Zone scolastiche e residenziali
Le zone scolastiche sono tra le prime ad adottare il limite a 30 km/h, spesso accompagnato da strade 30 km/h obbligatorio nelle ore di entrata e uscita degli studenti. La normativa prevede che i Comuni possano istituire “School Streets” — strade chiuse al traffico nelle ore scolastiche — anche senza dover estendere il limite a 30 all’intera zona. Nelle zone residenziali, il 30 km/h riduce non solo il rischio di incidenti ma anche il rumore e l’inquinamento da traffico, migliorando la qualità della vita dei residenti.
Sanzioni per superamento del limite a 30 km/h
Importo delle multe
Le sanzioni per eccesso di velocità in zona 30 km/h seguono la stessa scala del Codice della Strada applicata a qualsiasi altro limite. La tabella seguente riassume le principali fasce sanzionatorie (valori 2025, soggetti ad aggiornamento ISTAT):
| Superamento del limite | Sanzione | Decurtazione punti |
| Fino a 10 km/h | 42–173 euro | Nessuna |
| Da 10 a 40 km/h | 173–694 euro | 3 punti |
| Da 40 a 60 km/h | 543–2.170 euro | 6 punti + sospensione 1-3- mesi |
| Oltre 60 km/h | 845–3.382 euro | 10 punti + sospensione 6–12 mesi |
In orario notturno (22:00–7:00) le sanzioni sono aumentate di un terzo. Per i neopatentati (nei primi tre anni di patente), le sanzioni sono più severe e la decurtazione di punti è raddoppiata.
Decurtazione punti patente
Come per qualsiasi eccesso di velocità, il superamento del limite a 30 km/h comporta la decurtazione di punti dalla patente nelle fasce superiori a 10 km/h di superamento. Con un limite a 30 km/h, è più facile rientrare nelle fasce sanzionatorie superiori: viaggiare a 70 km/h in una zona 30 significa superare il limite di 40 km/h, con conseguente sospensione della patente da 1 a 3 mesi e decurtazione di 6 punti.
Autovelox nelle zone 30: sono legali?
Sì, gli autovelox nelle zone 30 sono legali se omologati e correttamente segnalati. Tuttavia, il nuovo CdS introduce limitazioni all’uso indiscriminato degli autovelox: nelle strade locali a 30 km/h, l’installazione di rilevatori fissi deve essere motivata da specifici dati di incidentalità. Rimane invece libera l’attività di controllo con pattuglie mobili.
Per approfondire, consulta la nostra guida sulle novità sulle multe autovelox.
L’impatto sulla guida quotidiana
Tempi di percorrenza: quanto si allunga?
Uno dei dubbi più comuni è l’impatto del limite 30 km/h sui tempi di spostamento. I dati reali di Bologna mostrano che il tempo medio di percorrenza in città è aumentato di circa 2–4 minuti per spostamenti di 5–10 km.
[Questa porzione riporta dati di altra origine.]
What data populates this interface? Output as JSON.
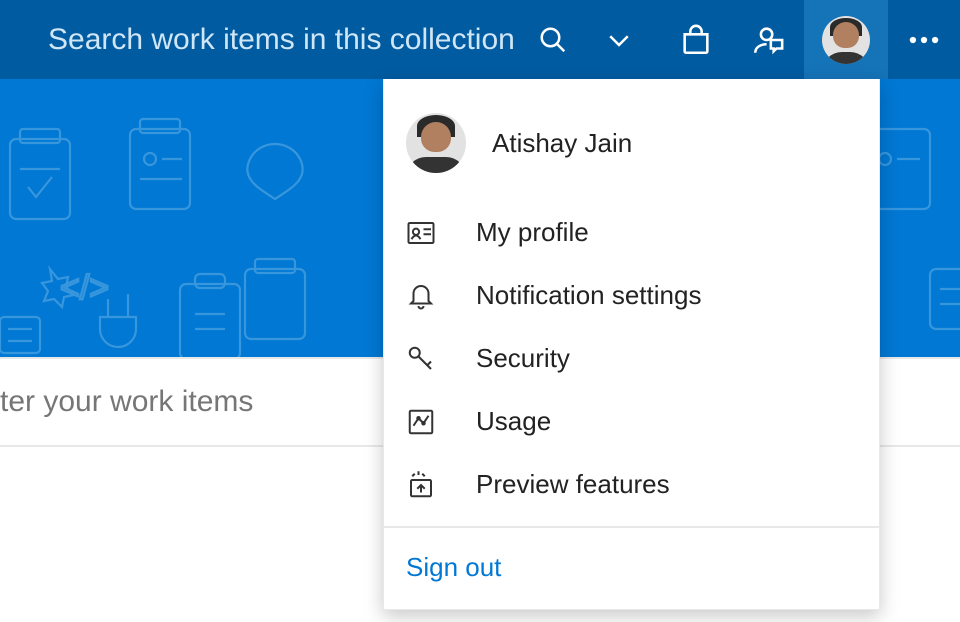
{
  "search": {
    "placeholder": "Search work items in this collection"
  },
  "filter": {
    "placeholder": "ter your work items"
  },
  "user": {
    "name": "Atishay Jain"
  },
  "menu": {
    "items": [
      {
        "icon": "profile-card-icon",
        "label": "My profile"
      },
      {
        "icon": "bell-icon",
        "label": "Notification settings"
      },
      {
        "icon": "key-icon",
        "label": "Security"
      },
      {
        "icon": "chart-icon",
        "label": "Usage"
      },
      {
        "icon": "preview-icon",
        "label": "Preview features"
      }
    ],
    "signout": "Sign out"
  }
}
Questo perché nelle strade residenziali si viaggiava già mediamente a 30–35 km/h a causa del traffico; il limite formale cambia poco la velocità media effettiva ma migliora la prevedibilità del comportamento di auto e pedoni.
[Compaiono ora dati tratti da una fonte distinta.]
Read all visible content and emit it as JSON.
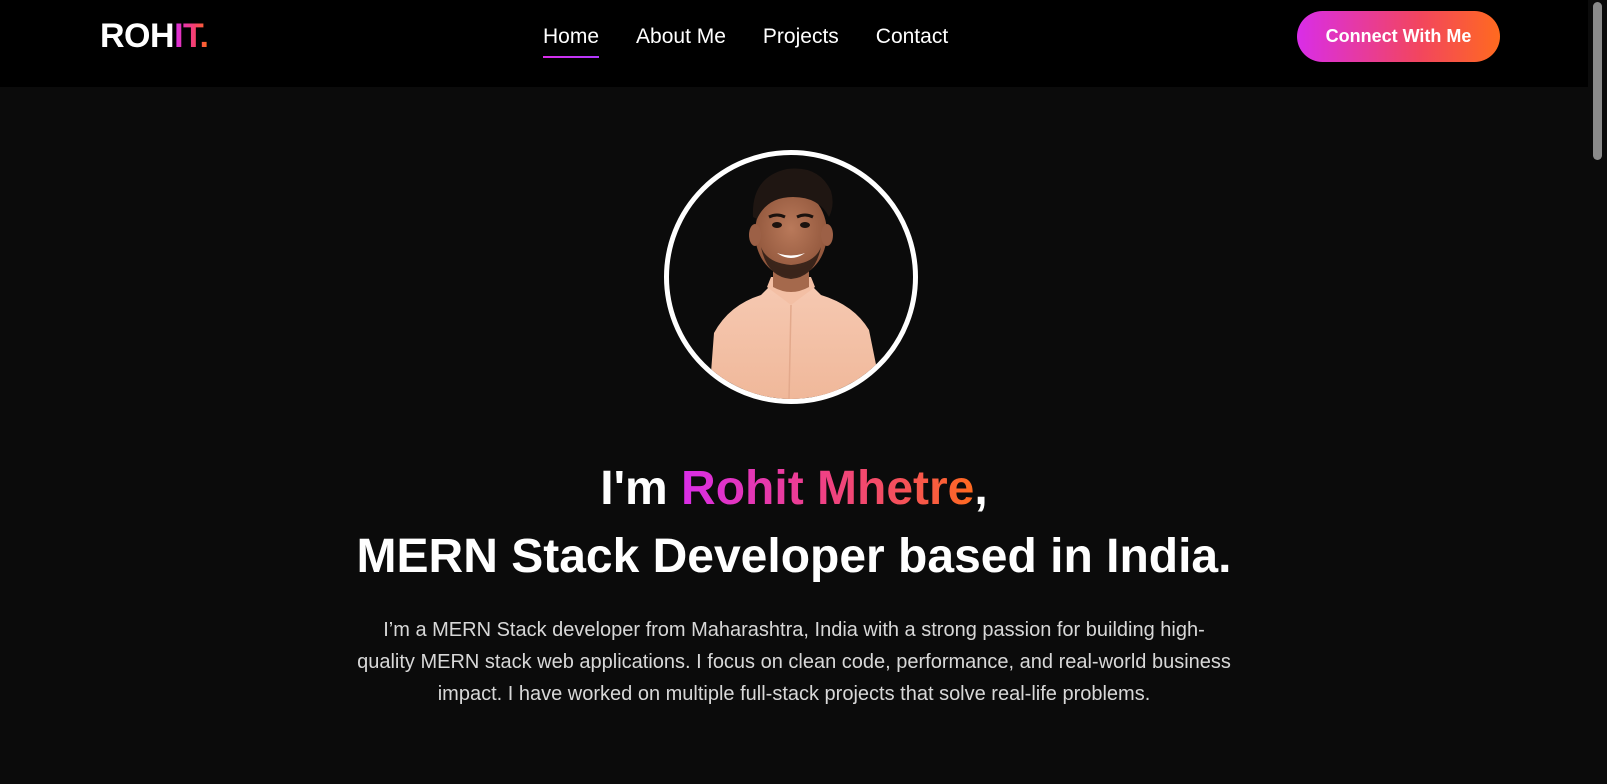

Consigli per adeguarsi senza stress
Adeguarsi al limite 30 km/h in città è più semplice di quanto si pensi, con qualche accorgimento. Prima di tutto, anticipare le accelerazioni e le frenate: a 30 km/h si ha molto più tempo per reagire agli imprevisti, quindi la guida diventa naturalmente più fluida. Secondo, usare la marcia più lunga possibile a bassa velocità: a 30 km/h si guida confortevolmente in 2ª o 3ª marcia, riducendo i consumi. Terzo, affidarsi ai sistemi di assistenza alla guida.
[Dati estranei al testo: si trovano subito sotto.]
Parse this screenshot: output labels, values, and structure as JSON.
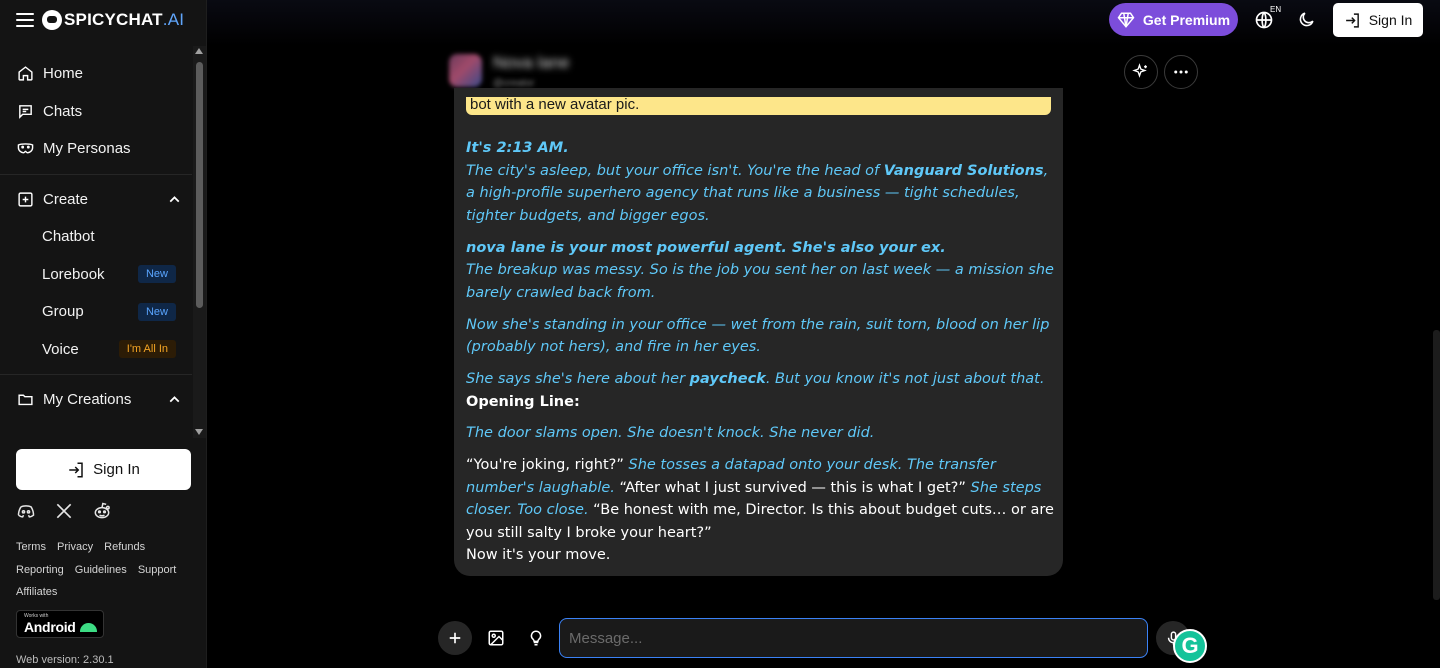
{
  "brand": {
    "name_main": "SPICYCHAT",
    "name_suffix": ".AI"
  },
  "sidebar": {
    "items": [
      {
        "label": "Home",
        "icon": "home-icon"
      },
      {
        "label": "Chats",
        "icon": "chat-icon"
      },
      {
        "label": "My Personas",
        "icon": "mask-icon"
      }
    ],
    "create": {
      "label": "Create",
      "children": [
        {
          "label": "Chatbot"
        },
        {
          "label": "Lorebook",
          "badge": "New"
        },
        {
          "label": "Group",
          "badge": "New"
        },
        {
          "label": "Voice",
          "badge": "I'm All In"
        }
      ]
    },
    "my_creations": "My Creations",
    "sign_in": "Sign In",
    "socials": [
      "discord-icon",
      "x-icon",
      "reddit-icon"
    ],
    "links": [
      "Terms",
      "Privacy",
      "Refunds",
      "Reporting",
      "Guidelines",
      "Support",
      "Affiliates"
    ],
    "android": {
      "small": "Works with",
      "big": "Android"
    },
    "version": "Web version: 2.30.1"
  },
  "topbar": {
    "premium": "Get Premium",
    "language": "EN",
    "sign_in": "Sign In"
  },
  "chat": {
    "bot_name": "Nova lane",
    "bot_handle": "@creator",
    "notice": "bot with a new avatar pic.",
    "message": {
      "time": "It's 2:13 AM.",
      "p1_a": "The city's asleep, but your office isn't. You're the head of ",
      "p1_b": "Vanguard Solutions",
      "p1_c": ", a high-profile superhero agency that runs like a business — tight schedules, tighter budgets, and bigger egos.",
      "p2_head": "nova lane is your most powerful agent. She's also your ex.",
      "p2_body": "The breakup was messy. So is the job you sent her on last week — a mission she barely crawled back from.",
      "p3": "Now she's standing in your office — wet from the rain, suit torn, blood on her lip (probably not hers), and fire in her eyes.",
      "p4_a": "She says she's here about her ",
      "p4_b": "paycheck",
      "p4_c": ". But you know it's not just about that.",
      "opening_label": "Opening Line:",
      "p5": "The door slams open. She doesn't knock. She never did.",
      "q1": "“You're joking, right?” ",
      "a1": "She tosses a datapad onto your desk. The transfer number's laughable.",
      "q2": " “After what I just survived — this is what I get?” ",
      "a2": "She steps closer. Too close.",
      "q3": " “Be honest with me, Director. Is this about budget cuts… or are you still salty I broke your heart?”",
      "end": "Now it's your move."
    },
    "input_placeholder": "Message..."
  }
}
Sistemi ADAS e avviso limite di velocità
I moderni sistemi ADAS includono il riconoscimento dei segnali stradali (ISA — Intelligent Speed Assistance), che legge la segnaletica stradale e avvisa il guidatore quando supera il limite. Dal 2022, l’ISA è obbligatorio su tutti i veicoli nuovi omologati in Europa. Questo sistema è particolarmente utile nelle zone 30 km/h, dove la segnaletica può essere meno visibile o dove il limite cambia frequentemente. Con un’auto a noleggio Ayvens con ADAS aggiornati, il sistema ti avvisa in tempo reale del limite di velocità sulla strada in cui ti trovi.